Japanese Beetles were introduced in August of 1916 in the Henry A. Dreer, Inc. Nurseries, about 2 1/2 miles east of Riverton, New Jersey. Closed in 1944, this very famous nursery owned the very first plant patent, the New Dawn Rose, a climber still in production today. Rutgers and the U.S. Department of Agriculture made a valiant effort to control the spread of the beetle, including attempting to keep sprayed a half mile radius of land around the point of discovery with Arsenate of Lead. The beetles turned out to be strong fliers, and would quickly fly to un-sprayed foliage. Control efforts moved to containment, but the Beetle was too strong for that as well. By 1920 the beetle occupied 50 square miles of New Jersey, 213 square miles in 1921, and by 1925 was over 500 square miles. (Read about the complete battle at the Rutgers Department of Entomology.)

Japanese Beetle, Popillia japonica, are very recognizable and familiar to many of us working outside. It’s bronze colored back is a dead give-away, with a metallic green body. Harder to identify, but equally destructive, is it’s larval phase, a white grub in prolific in lawns almost 2 inches long. The grubs are strong feeders of turf roots, but most people complain about the turf damage caused by raccoons and other creatures digging for a fast grub meal.

They are clumsy fliers, dropping when hitting a wall (don’t we all?), so that’s how the ubiquitous traps work, by having four walls coated in floral scent and phermone to lure the idiotic beetle to fly into, dropping in the bag below.The traps work great, too great, a victim of their own success. Multiple studies have shown that the traps lure insects not only into the trap, but into the surrounding area, thereby increasing the population. The best place for a trap? The next door neighbor’s yard.
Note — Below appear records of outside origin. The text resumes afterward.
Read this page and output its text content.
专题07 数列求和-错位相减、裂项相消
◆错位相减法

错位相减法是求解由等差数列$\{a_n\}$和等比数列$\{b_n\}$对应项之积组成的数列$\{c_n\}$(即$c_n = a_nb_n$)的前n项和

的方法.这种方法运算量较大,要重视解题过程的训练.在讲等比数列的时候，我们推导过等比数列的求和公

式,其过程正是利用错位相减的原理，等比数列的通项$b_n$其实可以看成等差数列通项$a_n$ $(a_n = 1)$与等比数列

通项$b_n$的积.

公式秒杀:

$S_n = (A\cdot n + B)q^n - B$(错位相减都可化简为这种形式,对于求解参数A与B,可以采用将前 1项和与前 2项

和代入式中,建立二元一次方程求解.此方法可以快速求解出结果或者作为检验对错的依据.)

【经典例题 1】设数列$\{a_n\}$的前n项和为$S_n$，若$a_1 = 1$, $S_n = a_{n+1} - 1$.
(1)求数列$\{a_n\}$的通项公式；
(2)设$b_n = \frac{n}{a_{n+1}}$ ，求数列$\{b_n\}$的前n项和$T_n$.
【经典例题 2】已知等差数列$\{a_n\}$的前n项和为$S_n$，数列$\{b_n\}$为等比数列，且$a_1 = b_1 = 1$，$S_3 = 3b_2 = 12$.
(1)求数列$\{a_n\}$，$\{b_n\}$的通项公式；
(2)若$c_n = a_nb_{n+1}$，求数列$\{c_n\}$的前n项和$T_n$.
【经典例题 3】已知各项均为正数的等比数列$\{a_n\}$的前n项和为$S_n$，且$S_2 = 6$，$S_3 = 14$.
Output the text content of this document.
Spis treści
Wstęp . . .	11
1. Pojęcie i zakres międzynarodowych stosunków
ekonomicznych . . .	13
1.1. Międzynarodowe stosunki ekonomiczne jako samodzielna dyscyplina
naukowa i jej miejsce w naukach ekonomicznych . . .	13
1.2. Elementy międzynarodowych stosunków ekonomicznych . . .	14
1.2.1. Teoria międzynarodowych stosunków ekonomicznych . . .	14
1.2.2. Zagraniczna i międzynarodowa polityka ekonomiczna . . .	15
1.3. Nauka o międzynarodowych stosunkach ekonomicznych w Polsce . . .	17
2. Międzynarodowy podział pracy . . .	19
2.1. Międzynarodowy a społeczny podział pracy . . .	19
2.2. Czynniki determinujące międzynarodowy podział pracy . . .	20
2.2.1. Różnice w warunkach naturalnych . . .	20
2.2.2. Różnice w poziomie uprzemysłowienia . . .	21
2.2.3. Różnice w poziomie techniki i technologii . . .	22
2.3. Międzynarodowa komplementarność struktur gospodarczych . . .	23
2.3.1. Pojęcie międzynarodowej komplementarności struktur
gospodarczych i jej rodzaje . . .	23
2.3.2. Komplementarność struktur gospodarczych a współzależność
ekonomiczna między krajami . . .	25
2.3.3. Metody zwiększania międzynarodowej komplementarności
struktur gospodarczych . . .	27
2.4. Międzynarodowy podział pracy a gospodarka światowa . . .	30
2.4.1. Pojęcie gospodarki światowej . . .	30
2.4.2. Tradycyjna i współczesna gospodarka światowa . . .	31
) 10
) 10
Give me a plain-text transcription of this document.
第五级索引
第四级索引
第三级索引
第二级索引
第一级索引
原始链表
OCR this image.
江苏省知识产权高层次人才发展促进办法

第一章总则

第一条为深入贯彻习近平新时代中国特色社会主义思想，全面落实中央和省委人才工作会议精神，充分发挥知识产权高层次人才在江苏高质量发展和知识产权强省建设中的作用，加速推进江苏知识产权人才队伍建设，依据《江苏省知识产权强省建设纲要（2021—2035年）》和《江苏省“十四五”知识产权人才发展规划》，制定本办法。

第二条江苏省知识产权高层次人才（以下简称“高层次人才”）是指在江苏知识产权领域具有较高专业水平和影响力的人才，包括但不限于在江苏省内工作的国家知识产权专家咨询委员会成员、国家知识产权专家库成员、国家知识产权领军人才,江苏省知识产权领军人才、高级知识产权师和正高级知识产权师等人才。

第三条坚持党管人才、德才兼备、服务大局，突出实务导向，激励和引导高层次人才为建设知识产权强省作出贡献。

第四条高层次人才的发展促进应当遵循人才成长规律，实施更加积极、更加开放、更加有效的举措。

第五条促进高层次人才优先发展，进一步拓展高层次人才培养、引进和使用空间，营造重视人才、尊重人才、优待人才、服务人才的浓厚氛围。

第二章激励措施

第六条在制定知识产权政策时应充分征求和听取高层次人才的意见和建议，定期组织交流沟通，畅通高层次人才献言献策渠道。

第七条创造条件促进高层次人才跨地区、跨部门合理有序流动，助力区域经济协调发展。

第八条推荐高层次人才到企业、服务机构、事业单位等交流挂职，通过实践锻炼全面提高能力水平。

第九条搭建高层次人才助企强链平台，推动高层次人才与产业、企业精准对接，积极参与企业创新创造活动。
Control of the beetle is best done at the source, the grub stage, but is quite tricky in Vermont. The best organic control is Milky Spore, a Bacillius bacteria that kills the grub, and reproduces itself inside the body, spreading into the soil. Unfortunately, Milky Spore does not do well in heavy, moist, cold soils, namely all Vermont soils. While it is somewhat active at soil temperatures of 60 degrees, it does best at 80, a range rarely seen this far north. Anecdotally I’ve heard of treatment succeeding quite well, but it’s time and expense I can’t rationally recommend.

Other control recommendations seem to almost change yearly, so you’re on your own. I’ve had good luck picking them off by hand or dropping them into a mason jar of soapy water-they aren’t the fastest things in the world. Systemic insecticides work well, but our bee population would thank you if you stay right away from those.Neem, or even hot pepper oil, acts as a deterrent in low populations, although higher populations will ignore them like a teenage boy in a line for pizza.